The case is that given the way sociologists are taught statistics, the temptation to reduce everything to the simple parameter to the value of significance is very high. As statistics teaches us, as a black box, and then in terms of procedures to follow that in reality we do not understand (how many sociologists would recognize the function that produces the normal distribution?), then it is more easy to reduce all the results of an analysis to the simple parameter of the test of significance. It comes with a standard ‘clear and definite’: Someone who does not understand a lot of what you’re doing anyway, you can check for any result from any procedure and see if p is less than 0.05, and then conclude that there is significant association between such-and-such.

Some of the problems of sociology in relation to the use of tests of significance are related to aspects that, in any case, it is even more basic than the previous ones; and they make the wrong use of this parameter is even more painful in our discipline.

The first of these is around the use of the threshold of the p <.05 as shown in result important. This is not unique to our disciplines: One of the topics that we discuss, and that has been important in generating this discussion is the use of non-reflection threshold of p < .05 as the threshold of publication and important results. Now, as in all research, there is an important degree of freedom in operations (in the form of analysis, in the concrete model, in the procedure, in the variables that are inserted etc) to ‘search’ a significant result is a temptation important.
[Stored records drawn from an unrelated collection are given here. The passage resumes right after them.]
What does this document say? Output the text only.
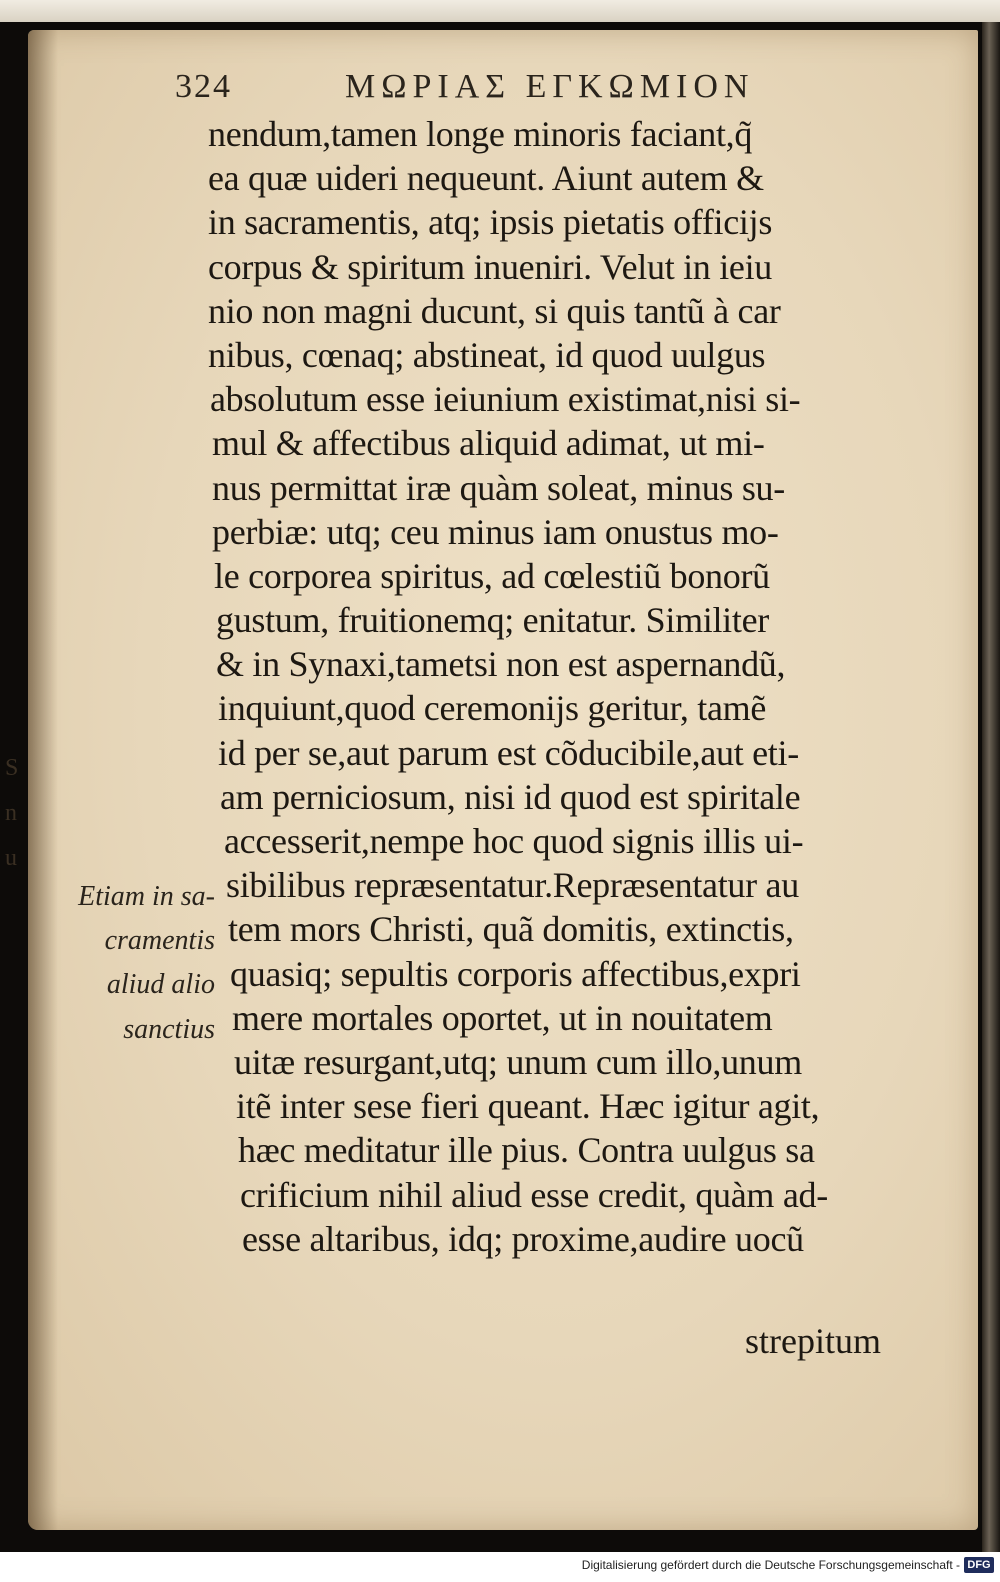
324	ΜΩΡΙΑΣ ΕΓΚΩΜΙΟΝ
nendum,tamen longe minoris faciant,q̃
ea quæ uideri nequeunt. Aiunt autem &
in sacramentis, atq; ipsis pietatis officijs
corpus & spiritum inueniri. Velut in ieiu
nio non magni ducunt, si quis tantũ à car
nibus, cœnaq; abstineat, id quod uulgus
absolutum esse ieiunium existimat,nisi si-
mul & affectibus aliquid adimat, ut mi-
nus permittat iræ quàm soleat, minus su-
perbiæ: utq; ceu minus iam onustus mo-
le corporea spiritus, ad cœlestiũ bonorũ
gustum, fruitionemq; enitatur. Similiter
& in Synaxi,tametsi non est aspernandũ,
inquiunt,quod ceremonijs geritur, tamẽ
id per se,aut parum est cõducibile,aut eti-
am perniciosum, nisi id quod est spiritale
accesserit,nempe hoc quod signis illis ui-
sibilibus repræsentatur.Repræsentatur au
tem mors Christi, quã domitis, extinctis,
quasiq; sepultis corporis affectibus,expri
mere mortales oportet, ut in nouitatem
uitæ resurgant,utq; unum cum illo,unum
itẽ inter sese fieri queant. Hæc igitur agit,
hæc meditatur ille pius. Contra uulgus sa
crificium nihil aliud esse credit, quàm ad-
esse altaribus, idq; proxime,audire uocũ
strepitum
Etiam in sa-
cramentis
aliud alio
sanctius
S
n
u
Digitalisierung gefördert durch die Deutsche Forschungsgemeinschaft - DFG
Furthermore, we can remember that a relationship with the same degree of force may or may not be significant depending on the size of the sample. The pressure to publish creates this temptation to find something meaningful.
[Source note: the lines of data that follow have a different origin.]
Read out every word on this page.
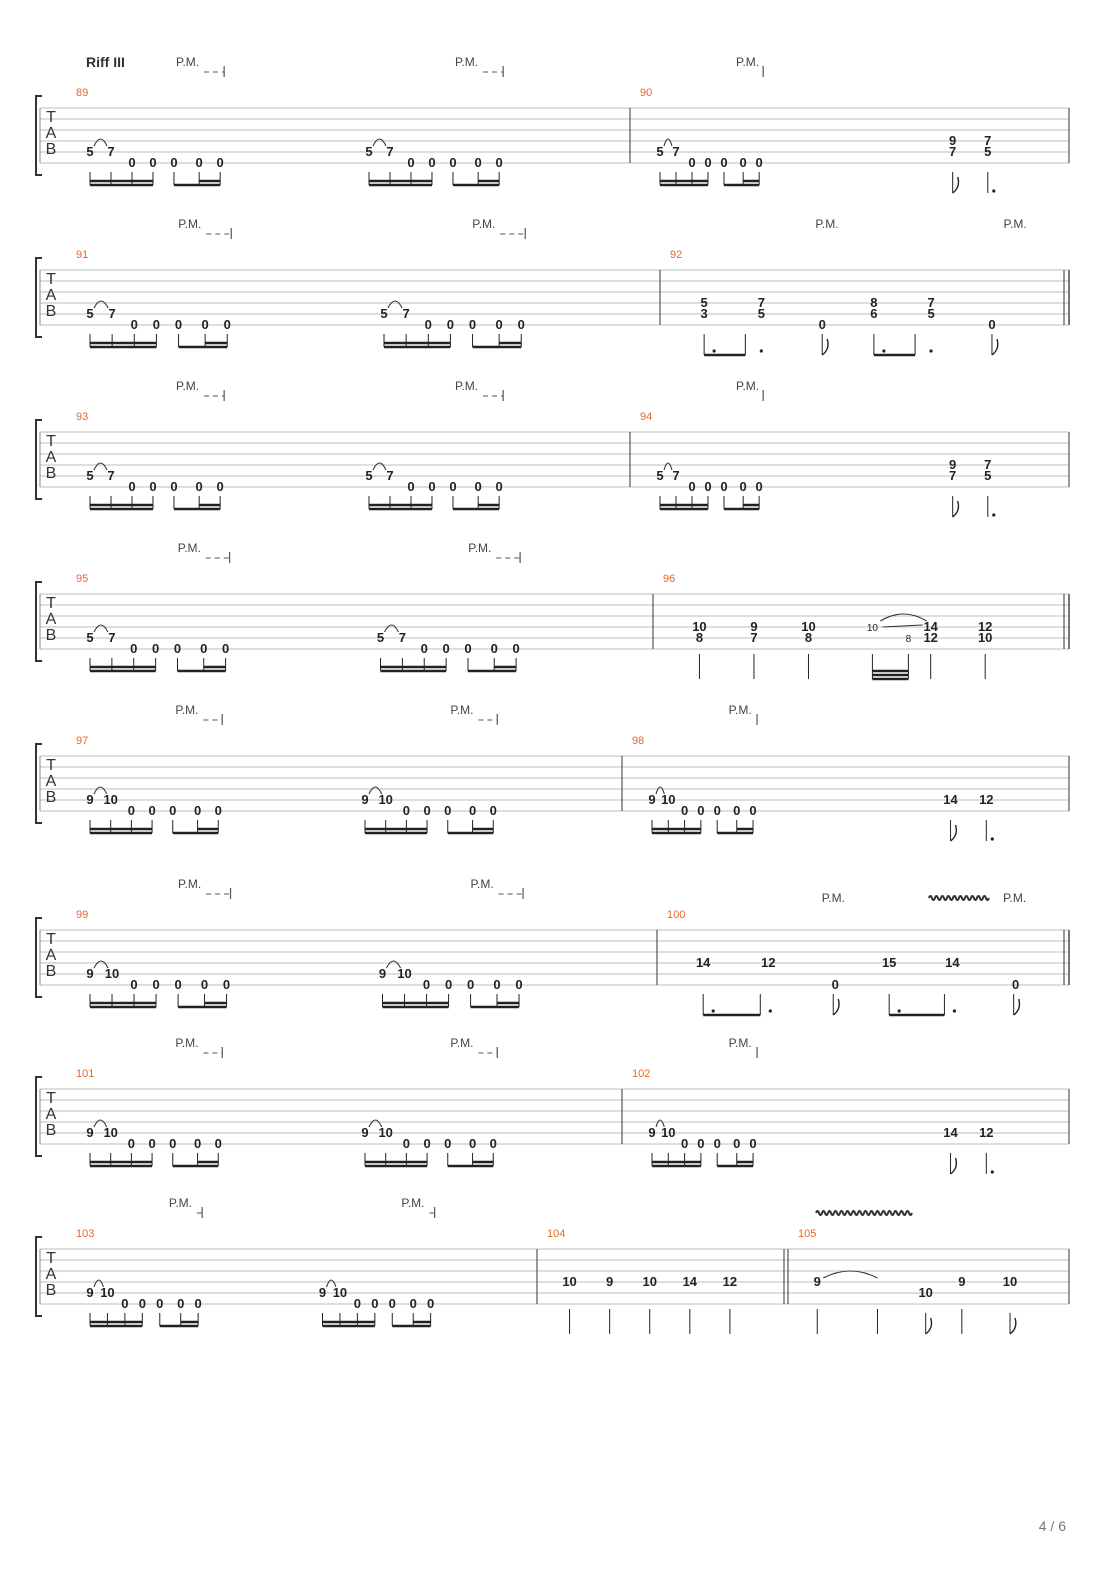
Riff III
T
A
B
89
5 7
0 0 0 0 0
5 7
0 0 0 0 0
P.M.	P.M.
90
5 7
0 0 0 0 0
P.M.
9
7
7
5
T
A
B
91
5 7
0 0 0 0 0
5 7
0 0 0 0 0
P.M.	P.M.
92
5
3
7
5
0
8
6
7
5
0
P.M.	P.M.
T
A
B
93
5 7
0 0 0 0 0
5 7
0 0 0 0 0
P.M.	P.M.
94
5 7
0 0 0 0 0
P.M.
9
7
7
5
T
A
B
95
5 7
0 0 0 0 0
5 7
0 0 0 0 0
P.M.	P.M.
96
10
8
9
7
10
8
10
8
14
12
12
10
T
A
B
97
9 10
0 0 0 0 0
9 10
0 0 0 0 0
P.M.	P.M.
98
9 10
0 0 0 0 0
P.M.
14 12
T
A
B
99
9 10
0 0 0 0 0
9 10
0 0 0 0 0
P.M.	P.M.
100
14	12
0
15	14
0
P.M.	P.M.
T
A
B
101
9 10
0 0 0 0 0
9 10
0 0 0 0 0
P.M.	P.M.
102
9 10
0 0 0 0 0
P.M.
14 12
T
A
B
103
9 10
0 0 0 0 0
9 10
0 0 0 0 0
P.M.	P.M.
104
10 9 10 14 12
105
9
10
9	10
4 / 6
Being a general matter, I believe that in sociology this is reinforced by the acceptance of very low standards of the level of effect. Think of the countless articles published with models that explain a low percentage of the variance: they Are published because they are effects statistically significant, but in reality I am still as ignorant of reality as before. The freedom of the models also has another effect: That I can finish with a high number of variables that influence, depending on how I model the number of possible variables that are significantly associated with can be very high. But in the interpretation and discussion models that explain between 10% or 14% are used as if they were discovering processes that are highly important.

Gold element which tends to affect the readings of the significance, and I have the impression that this is very common in our disciplines, is the confusion between X is associated with, And with that the X are Y. let us Consider that we find that such a group (men, people of stratum high, the bank workers etc) have a significant difference with respect to another group in a certain dimension (say, are greater readers or a more intolerant or etc.). And hence we conclude and act as if men were characterized by the lectoría or intolerance, or etc, and published reports showing as a paradigmatic example of the men who have that feature. But one reviews the data and finds that the significant difference is, for example, 3 or 4 points, and all groups were characterized (roughly) by the same distribution between the values of the variable. Only being able to observe differences, then we move on to think as if the differences were the value.
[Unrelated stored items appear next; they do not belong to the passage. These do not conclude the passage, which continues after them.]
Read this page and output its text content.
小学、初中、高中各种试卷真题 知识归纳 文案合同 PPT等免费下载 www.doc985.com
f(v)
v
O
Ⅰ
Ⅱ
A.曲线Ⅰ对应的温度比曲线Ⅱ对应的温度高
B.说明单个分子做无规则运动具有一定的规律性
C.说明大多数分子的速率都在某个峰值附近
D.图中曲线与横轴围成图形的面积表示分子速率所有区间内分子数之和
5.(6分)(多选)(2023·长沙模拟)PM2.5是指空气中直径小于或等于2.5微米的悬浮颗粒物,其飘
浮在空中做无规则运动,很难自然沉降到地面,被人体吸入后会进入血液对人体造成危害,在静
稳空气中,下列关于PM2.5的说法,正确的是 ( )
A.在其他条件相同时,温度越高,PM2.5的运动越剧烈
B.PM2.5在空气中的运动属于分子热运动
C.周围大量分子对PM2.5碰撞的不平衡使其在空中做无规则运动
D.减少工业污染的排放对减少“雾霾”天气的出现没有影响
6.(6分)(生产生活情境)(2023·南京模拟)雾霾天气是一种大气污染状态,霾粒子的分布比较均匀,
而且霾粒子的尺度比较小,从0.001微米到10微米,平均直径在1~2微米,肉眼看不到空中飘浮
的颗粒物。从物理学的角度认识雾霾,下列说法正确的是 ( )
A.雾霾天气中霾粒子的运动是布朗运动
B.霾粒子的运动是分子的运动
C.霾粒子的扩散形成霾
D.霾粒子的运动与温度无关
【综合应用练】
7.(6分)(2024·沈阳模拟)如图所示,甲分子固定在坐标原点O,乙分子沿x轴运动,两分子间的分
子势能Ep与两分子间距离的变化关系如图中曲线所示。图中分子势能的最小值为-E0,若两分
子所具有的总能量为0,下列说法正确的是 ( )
In general, the problems that we have mentioned -from the most subtle to the most gross, from the crossing of various disciplines to those that are common, to our shame, in our disciplines – from a willingness to move away from the complexities involved in analyzing the data. The reality is not left to grasp through a single instrument, and less through the use crass and simplistic to reduce everything to the question of the threshold of significance. To make of truth a statistical analysis, there is to know and learn about the tools used, describe the processes and decisions, and to be clear that there is a magical value that simplifies all the complexities of looking at reality.